Dynamic Equilibrium Limit Order Book Model and Optimal Execution Problem

TL;DR

This paper introduces a dynamic, endogenous Limit Order Book model based on equilibrium theory, and investigates an optimal execution problem with a focus on liquidity costs and strategy structure.

Contribution

It develops a novel LOB model where the shape is determined endogenously and analyzes the optimal execution strategy within this framework.

Findings

Equilibrium density of LOB is random, nonlinear, and time inhomogeneous.

Liquidity costs are defined dynamically in the model.

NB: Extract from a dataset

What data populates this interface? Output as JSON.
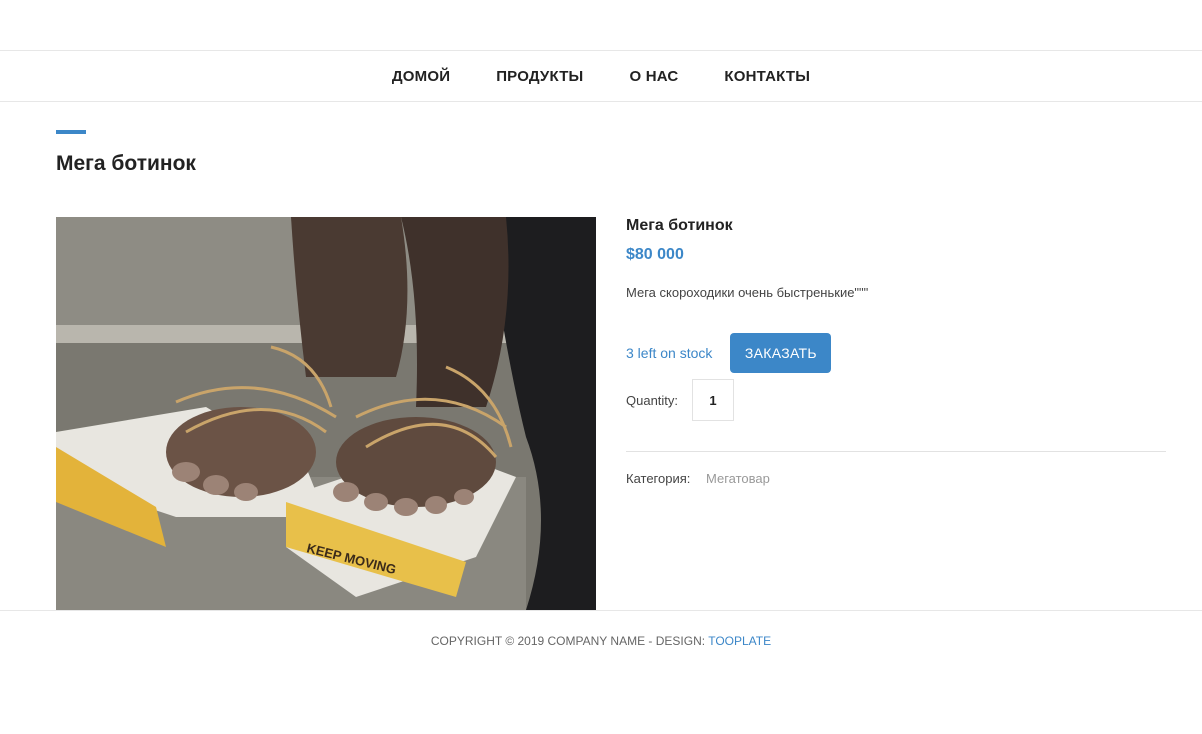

Optimal strategies are characterized via a viscosity solution to a complex HJB equation.

Abstract

In this paper we propose a dynamic model of Limit Order Book (LOB). The main feature of our model is that the shape of the LOB is determined endogenously by an expected utility function via a competitive equilibrium argument. Assuming zero resilience, the resulting equilibrium density of the LOB is random, nonlinear, and time inhomogeneous. Consequently, the liquidity cost can be defined dynamically in a natural way. We next study an optimal execution problem in our model. We verify that the value function satisfies the Dynamic Programming Principle, and is a viscosity solution to the corresponding Hamilton-Jacobi-Bellman equation which is in the form of an integro-partial-differential quasi-variational inequality. We also prove the existence and analyze the structure of the optimal strategy via a verification theorem argument, assuming that the PDE has a classical solution.